Next Week

October 8, 2010

The week ahead begins with a meeting in Washington of G-7 central bank chiefs and finance ministers, a group which has not released a formal statement in over a year.  There are holiday closures Monday in the United States for Columbus Day, Canada for Thanksgiving Day and Japan for Health-Sports Day.  FOMC minutes due Tuesday will be closely scrutinized in light of signaled interest by Fed policy-makers to restart the quantitative easing engine.  In Turkey, Korea, Chile, and Mexico, central bank interest rate policy meetings are scheduled.  The Monetary Authority of Singapore will be releasing its semi-annual policy statement.  Many central bankers have public speeches in the period, including Bernanke, Dudley, Yellen, Hoenig, Lacker, and Lockhart from the Fed, Trichet, Stark, Smaghi, Mersch and Weber from the ECB and Sentance, Fisher and Miles from the Bank of England and Bank of Japan Governor Shirakawa.  The U.S. Treasury Department semi-annual currency market report, the document that identifies currency manipulators if any, will be published on Friday.

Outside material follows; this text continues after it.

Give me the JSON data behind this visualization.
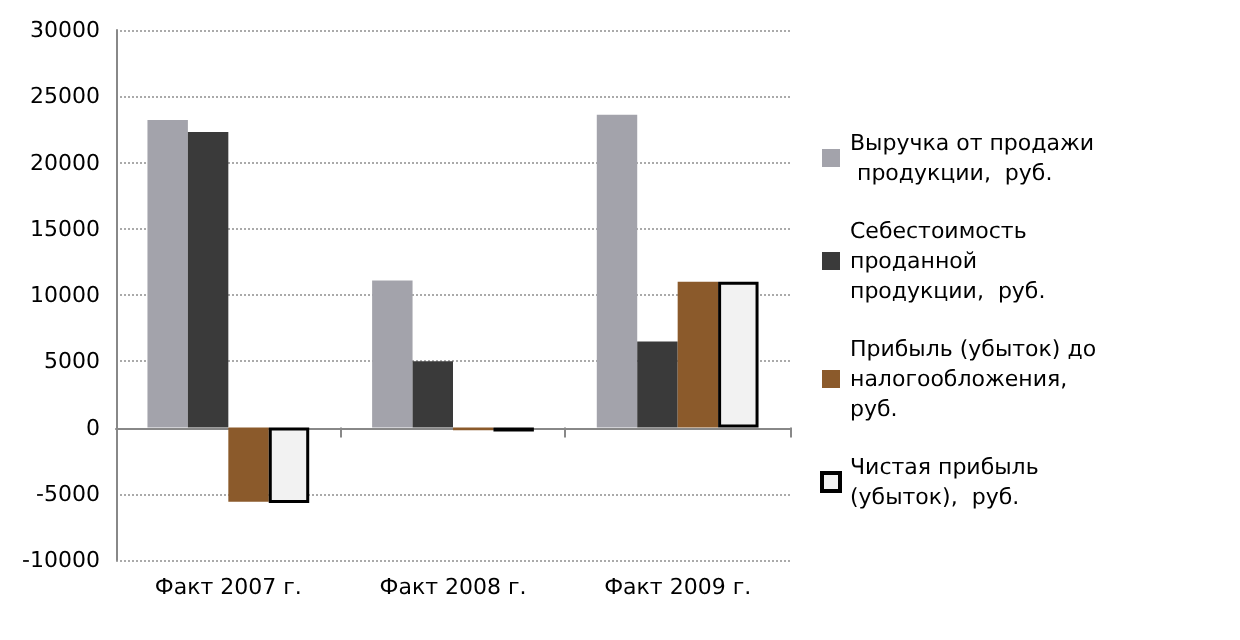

The U.S. data calendar features retail sales, the U. Michigan preliminary consumer confidence index,  the IBD/TIPP optimism index, the Empire State manufacturing index, producer prices, trade, import prices, business inventories, and the Empire State manufacturing index, plus weekly readings on chain store sales, consumer confidence, jobless insurance claims, mortgage applications and energy inventories. 

Japan releases consumer confidence, machinery orders, money and bank lending growth, corporate goods prices, revised industrial production, capacity utilization, and the Bank of Japan’s regional economic report.  China reports money, bank lending, and trade figures.

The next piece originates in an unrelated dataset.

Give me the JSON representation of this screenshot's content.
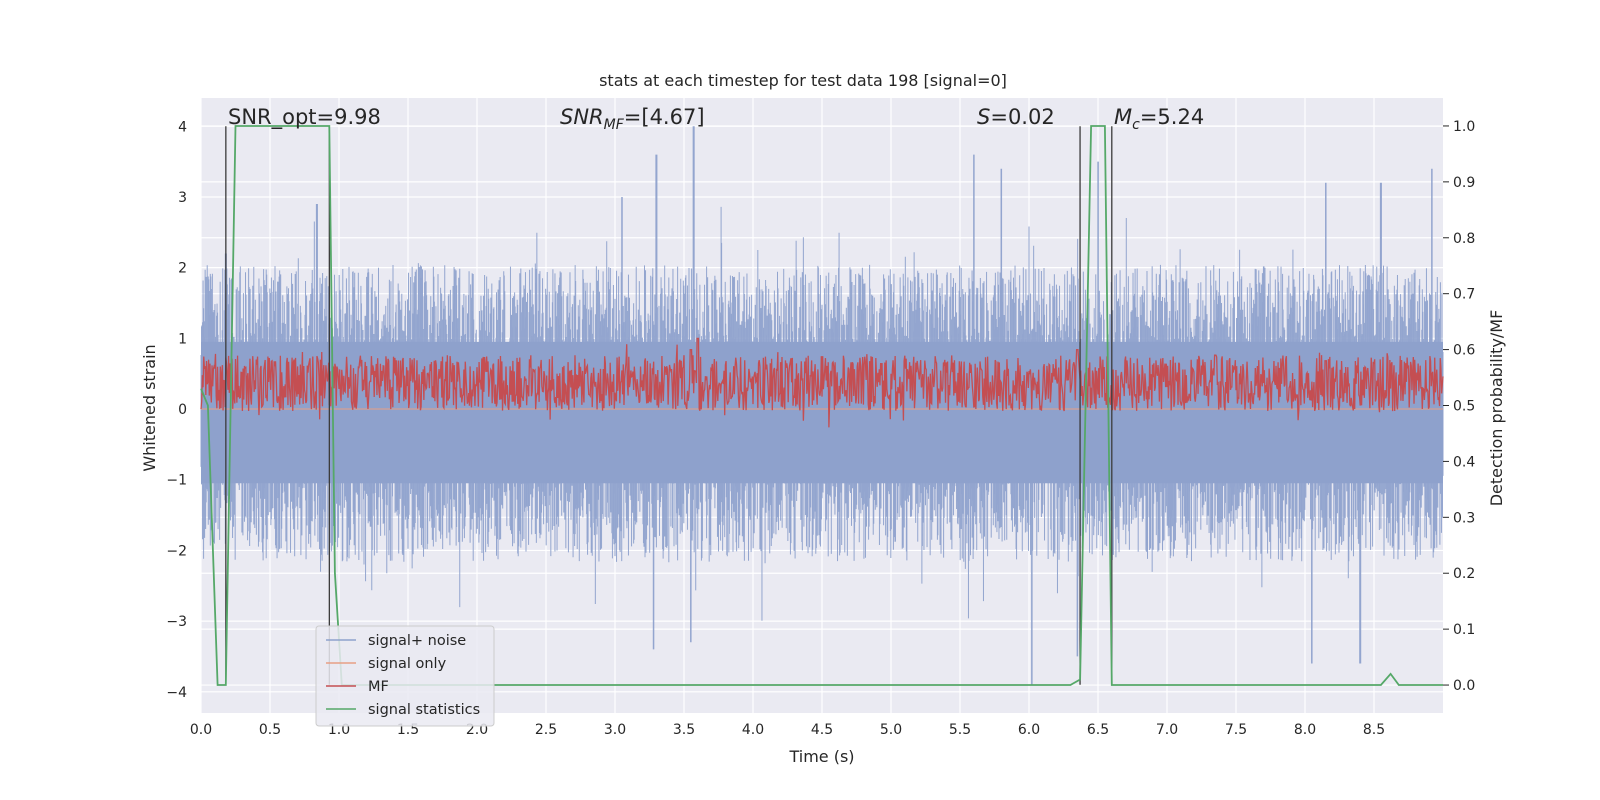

From the euro area, investors will get industrial production, trade statistics, and consumer prices.  France and Italy announce industrial production figures.  Germany, France, Spain and Italy release consumer prices, and German wholesale prices are due, too.  The ECB Bulletin will be published on Thursday.

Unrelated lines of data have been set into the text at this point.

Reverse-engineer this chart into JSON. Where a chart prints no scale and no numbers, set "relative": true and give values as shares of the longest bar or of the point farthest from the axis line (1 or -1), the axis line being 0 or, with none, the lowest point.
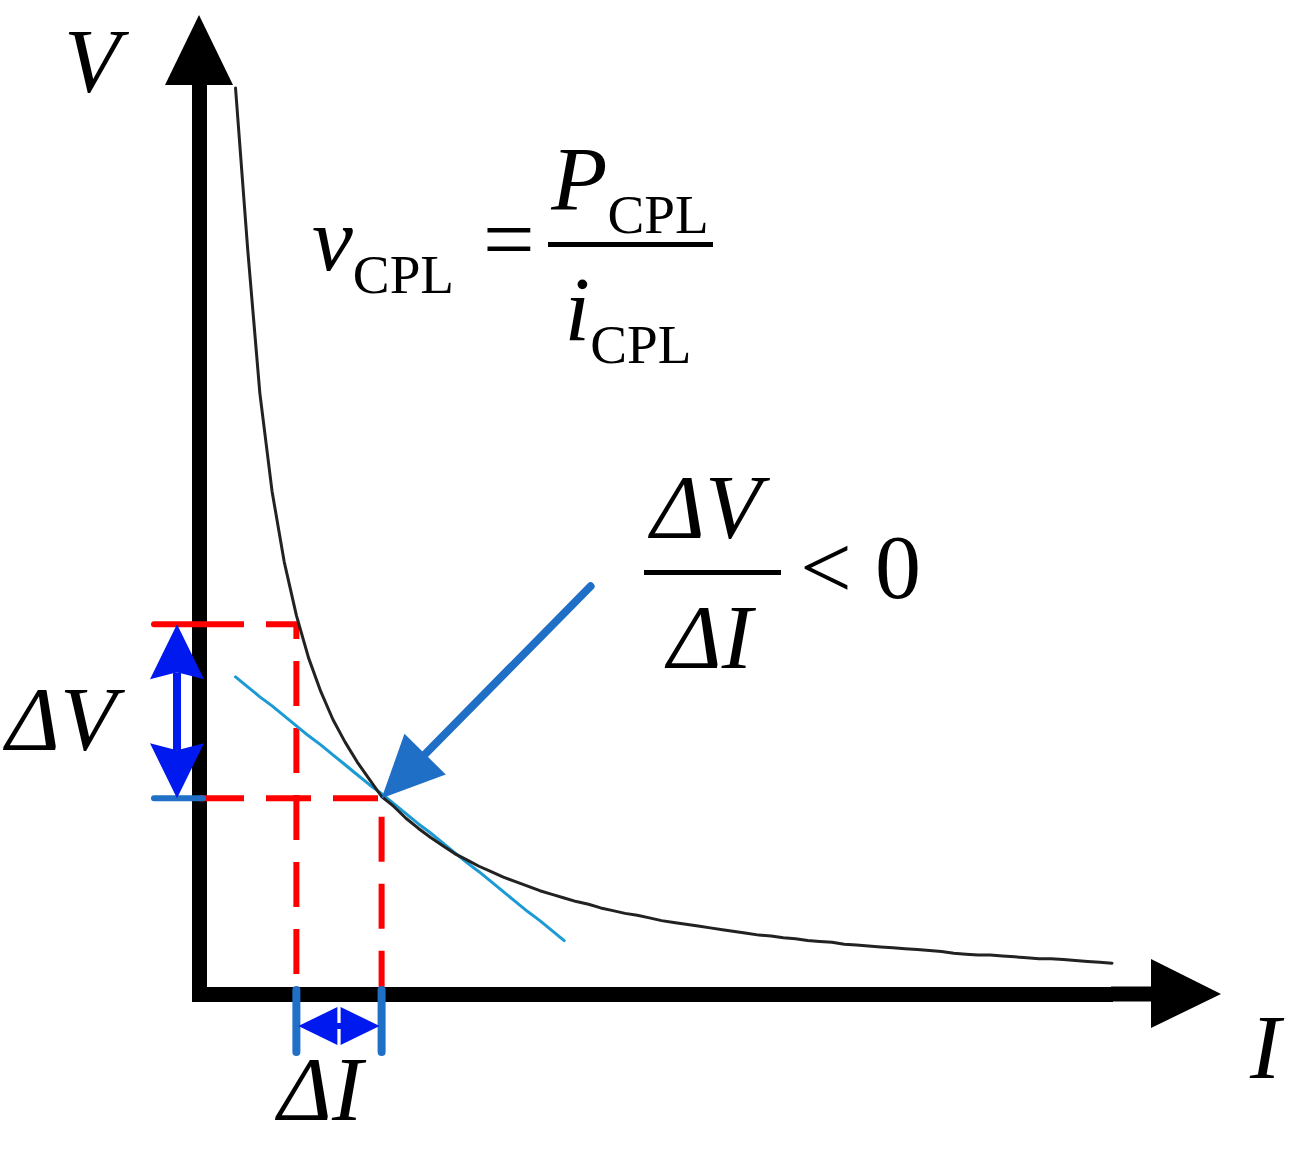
{
  "chart_data": {
    "type": "line",
    "relative": true,
    "xlabel": "I",
    "ylabel": "V",
    "legend": false,
    "annotations": [
      "v$_{CPL}$ =",
      "P$_{CPL}$",
      "i$_{CPL}$",
      "ΔV",
      "ΔI",
      "< 0",
      "ΔV",
      "ΔI"
    ],
    "categories": [
      null,
      null,
      null,
      null,
      null,
      null,
      null,
      null,
      null,
      null,
      null,
      null,
      null,
      null,
      null,
      null,
      null,
      null,
      null,
      null,
      null,
      null,
      null,
      null,
      null,
      null,
      null,
      null,
      null,
      null,
      null,
      null,
      null,
      null,
      null,
      null,
      null,
      null,
      null,
      null,
      null,
      null,
      null,
      null,
      null,
      null,
      null,
      null,
      null,
      null,
      null,
      null,
      null,
      null,
      null,
      null,
      null,
      null,
      null,
      null,
      null,
      null,
      null,
      null,
      null,
      null,
      null,
      null,
      null,
      null,
      null,
      null,
      null,
      null,
      null,
      null
    ],
    "series": [
      {
        "type": "line",
        "color": "#222222",
        "values": [
          null,
          null,
          null,
          1,
          0.822,
          0.663,
          0.555,
          0.477,
          0.418,
          0.371,
          0.334,
          0.303,
          0.278,
          0.256,
          0.237,
          0.218,
          0.207,
          0.194,
          0.183,
          0.173,
          0.164,
          0.155,
          0.148,
          0.141,
          0.135,
          0.129,
          0.124,
          0.119,
          0.114,
          0.11,
          0.106,
          0.102,
          0.099,
          0.095,
          0.092,
          0.089,
          0.087,
          0.084,
          0.081,
          0.079,
          0.077,
          0.075,
          0.073,
          0.071,
          0.069,
          0.067,
          0.065,
          0.064,
          0.062,
          0.061,
          0.059,
          0.058,
          0.057,
          0.055,
          0.054,
          0.053,
          0.052,
          0.051,
          0.05,
          0.049,
          0.048,
          0.047,
          0.045,
          0.044,
          0.043,
          0.043,
          0.042,
          0.041,
          0.04,
          0.039,
          0.039,
          0.038,
          0.037,
          0.036,
          0.035,
          0.034
        ]
      },
      {
        "type": "line",
        "color": "#1b9ad4",
        "values": [
          null,
          null,
          null,
          0.35,
          0.339,
          0.328,
          0.318,
          0.307,
          0.296,
          0.285,
          0.275,
          0.264,
          0.253,
          0.242,
          0.231,
          0.221,
          0.21,
          0.199,
          0.188,
          0.178,
          0.167,
          0.156,
          0.145,
          0.135,
          0.124,
          0.113,
          0.102,
          0.091,
          0.081,
          0.07,
          0.059,
          null,
          null,
          null,
          null,
          null,
          null,
          null,
          null,
          null,
          null,
          null,
          null,
          null,
          null,
          null,
          null,
          null,
          null,
          null,
          null,
          null,
          null,
          null,
          null,
          null,
          null,
          null,
          null,
          null,
          null,
          null,
          null,
          null,
          null,
          null,
          null,
          null,
          null,
          null,
          null,
          null,
          null,
          null,
          null,
          null
        ]
      },
      {
        "type": "step",
        "color": "#ff0000",
        "line_style": "dashed",
        "values": [
          0.408,
          0.408,
          0.408,
          0.408,
          0.408,
          0.408,
          0.408,
          0.408,
          0,
          null,
          null,
          null,
          null,
          null,
          null,
          null,
          null,
          null,
          null,
          null,
          null,
          null,
          null,
          null,
          null,
          null,
          null,
          null,
          null,
          null,
          null,
          null,
          null,
          null,
          null,
          null,
          null,
          null,
          null,
          null,
          null,
          null,
          null,
          null,
          null,
          null,
          null,
          null,
          null,
          null,
          null,
          null,
          null,
          null,
          null,
          null,
          null,
          null,
          null,
          null,
          null,
          null,
          null,
          null,
          null,
          null,
          null,
          null,
          null,
          null,
          null,
          null,
          null,
          null,
          null,
          null
        ]
      },
      {
        "type": "step",
        "color": "#ff0000",
        "line_style": "dashed",
        "values": [
          0.216,
          0.216,
          0.216,
          0.216,
          0.216,
          0.216,
          0.216,
          0.216,
          0.216,
          0.216,
          0.216,
          0.216,
          0.216,
          0.216,
          0.216,
          0,
          null,
          null,
          null,
          null,
          null,
          null,
          null,
          null,
          null,
          null,
          null,
          null,
          null,
          null,
          null,
          null,
          null,
          null,
          null,
          null,
          null,
          null,
          null,
          null,
          null,
          null,
          null,
          null,
          null,
          null,
          null,
          null,
          null,
          null,
          null,
          null,
          null,
          null,
          null,
          null,
          null,
          null,
          null,
          null,
          null,
          null,
          null,
          null,
          null,
          null,
          null,
          null,
          null,
          null,
          null,
          null,
          null,
          null,
          null,
          null
        ]
      }
    ]
  }
}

Britain’s data slate has same-store sales, the RICs and DCLC house price indices, trades, unemployment, employee earnings, and the Nationwide gauge of consumer confidence. Swiss producer prices, Swedish consumer prices, Polish consumer prices and Norwegian CPI and trade figures are scheduled, too.

Australia reports mortgage loans, business confidence and sentiment, consumer confidence, and expected inflation.  New Zealand releases food prices and its manufacturing purchasing managers index. 

Scheduled Canadian releases include home prices, trade figures, consumer prices, auto sales, and the survey of manufacturers.